If you get a call like this, report it to the Treasury Inspector General for Tax Administration by calling (800) 366-4484 or visiting www.tigta.gov. Also, report it to the Federal Trade Commission at www.ftc.gov/complaint.
The following is highly recommended:
- Students should sign up to receive their W-2 PDF electronically on Self Service (Search for Courses). This is important because mailing addresses on record may be international, and students need to obtain their W-2 locally.
- View instructions on opting in to receive your W-2 PDF electronically.
- Students should connect their University Sprintax account to their individual Sprintax tax account so that they can import the data directly. This will make the tax filing process much easier.

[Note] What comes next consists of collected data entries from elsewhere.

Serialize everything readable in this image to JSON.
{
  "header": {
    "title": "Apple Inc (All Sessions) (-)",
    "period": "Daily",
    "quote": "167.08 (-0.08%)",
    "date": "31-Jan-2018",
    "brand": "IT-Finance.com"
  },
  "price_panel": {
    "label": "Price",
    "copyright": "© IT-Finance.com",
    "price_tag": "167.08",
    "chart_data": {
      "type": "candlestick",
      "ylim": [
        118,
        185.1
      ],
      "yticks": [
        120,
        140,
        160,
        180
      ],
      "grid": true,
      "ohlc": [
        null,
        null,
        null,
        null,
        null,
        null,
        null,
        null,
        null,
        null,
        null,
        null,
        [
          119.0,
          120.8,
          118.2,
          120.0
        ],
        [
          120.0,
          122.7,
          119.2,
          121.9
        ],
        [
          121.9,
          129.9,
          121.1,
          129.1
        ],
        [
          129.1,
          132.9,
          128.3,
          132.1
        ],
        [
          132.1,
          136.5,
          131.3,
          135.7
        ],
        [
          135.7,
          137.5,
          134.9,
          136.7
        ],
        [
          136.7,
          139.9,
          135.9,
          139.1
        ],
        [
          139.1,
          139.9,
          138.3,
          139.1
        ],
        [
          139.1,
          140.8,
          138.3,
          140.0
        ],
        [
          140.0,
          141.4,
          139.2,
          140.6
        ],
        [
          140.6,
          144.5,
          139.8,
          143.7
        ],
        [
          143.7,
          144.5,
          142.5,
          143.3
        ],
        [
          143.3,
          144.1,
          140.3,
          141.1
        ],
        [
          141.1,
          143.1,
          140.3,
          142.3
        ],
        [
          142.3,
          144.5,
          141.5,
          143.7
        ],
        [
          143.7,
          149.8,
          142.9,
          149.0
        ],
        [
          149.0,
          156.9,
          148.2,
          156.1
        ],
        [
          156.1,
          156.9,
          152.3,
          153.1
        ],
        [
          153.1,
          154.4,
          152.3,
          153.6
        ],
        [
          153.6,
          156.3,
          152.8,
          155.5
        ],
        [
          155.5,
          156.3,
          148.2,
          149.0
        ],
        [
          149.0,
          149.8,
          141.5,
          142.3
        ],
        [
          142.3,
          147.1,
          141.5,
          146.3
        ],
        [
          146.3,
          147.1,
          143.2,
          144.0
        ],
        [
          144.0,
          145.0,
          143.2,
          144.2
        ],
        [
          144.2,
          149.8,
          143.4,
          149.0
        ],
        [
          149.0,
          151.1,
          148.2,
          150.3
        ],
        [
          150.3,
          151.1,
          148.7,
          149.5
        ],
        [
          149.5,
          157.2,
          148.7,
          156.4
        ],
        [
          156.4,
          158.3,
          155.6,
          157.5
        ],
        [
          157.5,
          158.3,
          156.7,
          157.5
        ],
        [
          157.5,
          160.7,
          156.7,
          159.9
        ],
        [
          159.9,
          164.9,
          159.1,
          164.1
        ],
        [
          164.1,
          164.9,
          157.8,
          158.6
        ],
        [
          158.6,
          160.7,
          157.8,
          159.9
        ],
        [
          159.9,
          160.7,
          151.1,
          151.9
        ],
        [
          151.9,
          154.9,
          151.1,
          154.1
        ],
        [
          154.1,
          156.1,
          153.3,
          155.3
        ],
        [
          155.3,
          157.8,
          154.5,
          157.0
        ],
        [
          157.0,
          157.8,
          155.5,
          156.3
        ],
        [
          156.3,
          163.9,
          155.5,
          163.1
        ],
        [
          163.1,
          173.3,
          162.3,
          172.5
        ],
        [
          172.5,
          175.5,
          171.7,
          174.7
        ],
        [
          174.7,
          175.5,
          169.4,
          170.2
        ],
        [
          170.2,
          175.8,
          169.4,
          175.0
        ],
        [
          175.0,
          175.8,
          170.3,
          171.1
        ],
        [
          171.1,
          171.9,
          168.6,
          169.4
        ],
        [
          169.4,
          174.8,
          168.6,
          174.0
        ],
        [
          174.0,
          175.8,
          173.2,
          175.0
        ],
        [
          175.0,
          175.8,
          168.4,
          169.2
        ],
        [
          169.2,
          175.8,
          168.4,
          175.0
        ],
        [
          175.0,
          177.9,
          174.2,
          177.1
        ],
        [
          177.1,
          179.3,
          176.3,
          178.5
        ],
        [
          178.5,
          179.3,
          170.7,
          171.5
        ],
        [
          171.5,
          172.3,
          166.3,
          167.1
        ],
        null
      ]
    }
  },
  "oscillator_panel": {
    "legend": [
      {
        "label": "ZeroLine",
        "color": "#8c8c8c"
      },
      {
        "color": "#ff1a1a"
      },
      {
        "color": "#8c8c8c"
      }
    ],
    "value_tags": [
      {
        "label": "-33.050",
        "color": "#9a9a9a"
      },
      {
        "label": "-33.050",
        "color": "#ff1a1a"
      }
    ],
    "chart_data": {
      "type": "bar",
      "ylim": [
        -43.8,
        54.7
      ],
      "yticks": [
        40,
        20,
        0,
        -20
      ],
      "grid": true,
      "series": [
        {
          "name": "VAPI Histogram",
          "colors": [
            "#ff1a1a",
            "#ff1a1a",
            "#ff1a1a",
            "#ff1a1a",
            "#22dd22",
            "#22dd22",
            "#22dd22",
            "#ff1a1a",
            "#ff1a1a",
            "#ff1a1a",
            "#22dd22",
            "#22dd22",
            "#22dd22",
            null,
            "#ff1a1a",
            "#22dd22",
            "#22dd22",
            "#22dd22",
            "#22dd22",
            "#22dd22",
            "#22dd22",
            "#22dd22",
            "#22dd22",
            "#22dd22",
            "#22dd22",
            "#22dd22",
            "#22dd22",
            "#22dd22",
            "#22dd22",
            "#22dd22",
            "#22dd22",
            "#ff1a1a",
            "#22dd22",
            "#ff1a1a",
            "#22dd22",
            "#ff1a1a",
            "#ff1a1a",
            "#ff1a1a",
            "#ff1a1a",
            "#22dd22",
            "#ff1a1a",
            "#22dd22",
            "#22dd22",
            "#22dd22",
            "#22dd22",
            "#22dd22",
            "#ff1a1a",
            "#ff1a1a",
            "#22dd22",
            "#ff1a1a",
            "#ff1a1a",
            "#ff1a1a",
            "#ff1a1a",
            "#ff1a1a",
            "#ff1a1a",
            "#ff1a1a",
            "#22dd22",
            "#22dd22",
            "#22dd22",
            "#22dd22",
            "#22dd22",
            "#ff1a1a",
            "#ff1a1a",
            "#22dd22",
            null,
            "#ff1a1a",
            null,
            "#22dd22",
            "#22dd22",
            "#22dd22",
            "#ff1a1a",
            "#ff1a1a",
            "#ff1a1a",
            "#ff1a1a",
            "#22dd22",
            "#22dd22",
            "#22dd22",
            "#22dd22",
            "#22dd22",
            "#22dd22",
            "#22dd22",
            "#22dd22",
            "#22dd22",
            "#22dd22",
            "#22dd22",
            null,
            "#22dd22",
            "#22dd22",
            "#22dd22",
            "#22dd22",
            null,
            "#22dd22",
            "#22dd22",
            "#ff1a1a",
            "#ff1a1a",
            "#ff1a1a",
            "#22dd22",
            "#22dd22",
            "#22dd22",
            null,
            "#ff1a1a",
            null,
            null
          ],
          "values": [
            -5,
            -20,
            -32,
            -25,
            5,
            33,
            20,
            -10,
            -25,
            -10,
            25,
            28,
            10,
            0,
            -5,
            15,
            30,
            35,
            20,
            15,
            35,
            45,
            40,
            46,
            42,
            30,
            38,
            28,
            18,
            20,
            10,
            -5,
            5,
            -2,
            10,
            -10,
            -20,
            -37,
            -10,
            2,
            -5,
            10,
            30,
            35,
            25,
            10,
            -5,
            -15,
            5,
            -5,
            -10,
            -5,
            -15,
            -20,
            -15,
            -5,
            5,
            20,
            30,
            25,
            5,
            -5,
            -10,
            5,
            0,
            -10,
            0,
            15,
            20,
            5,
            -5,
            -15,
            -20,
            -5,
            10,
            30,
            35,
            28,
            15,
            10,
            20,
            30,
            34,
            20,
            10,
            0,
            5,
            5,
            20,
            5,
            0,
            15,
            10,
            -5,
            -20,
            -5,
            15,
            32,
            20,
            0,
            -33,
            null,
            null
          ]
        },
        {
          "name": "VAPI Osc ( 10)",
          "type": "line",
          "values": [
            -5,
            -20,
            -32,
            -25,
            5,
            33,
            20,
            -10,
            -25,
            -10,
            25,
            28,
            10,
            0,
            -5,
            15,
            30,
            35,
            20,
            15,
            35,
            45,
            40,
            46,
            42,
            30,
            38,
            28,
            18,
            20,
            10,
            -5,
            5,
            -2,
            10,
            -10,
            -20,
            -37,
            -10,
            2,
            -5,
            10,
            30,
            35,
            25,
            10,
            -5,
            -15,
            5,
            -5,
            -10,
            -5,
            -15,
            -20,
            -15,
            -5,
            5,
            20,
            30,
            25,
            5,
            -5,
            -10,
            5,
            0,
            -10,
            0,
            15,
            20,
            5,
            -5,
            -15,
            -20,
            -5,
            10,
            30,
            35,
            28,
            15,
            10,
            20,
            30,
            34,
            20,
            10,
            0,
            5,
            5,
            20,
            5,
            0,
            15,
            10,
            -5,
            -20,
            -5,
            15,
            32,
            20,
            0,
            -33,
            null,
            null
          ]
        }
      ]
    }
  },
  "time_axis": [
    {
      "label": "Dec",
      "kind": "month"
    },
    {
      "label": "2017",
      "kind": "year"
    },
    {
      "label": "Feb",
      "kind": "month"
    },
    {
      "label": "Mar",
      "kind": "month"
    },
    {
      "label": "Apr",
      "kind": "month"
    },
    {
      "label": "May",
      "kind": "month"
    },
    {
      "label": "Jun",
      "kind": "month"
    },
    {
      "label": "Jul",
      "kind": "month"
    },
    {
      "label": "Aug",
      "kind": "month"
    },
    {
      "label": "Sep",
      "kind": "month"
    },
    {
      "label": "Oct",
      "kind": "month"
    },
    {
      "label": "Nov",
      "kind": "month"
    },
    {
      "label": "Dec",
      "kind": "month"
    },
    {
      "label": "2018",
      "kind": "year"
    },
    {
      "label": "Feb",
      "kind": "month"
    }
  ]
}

International Student Services and Global Engagement staff are not licensed tax professionals. ISS is not permitted to assist students with any IRS tax form or tax-related questions. The information on this page is provided as general advice as a service to our students. Any questions or concerns should be directed to Sprintax, a certified tax preparation professional, or a local IRS field office.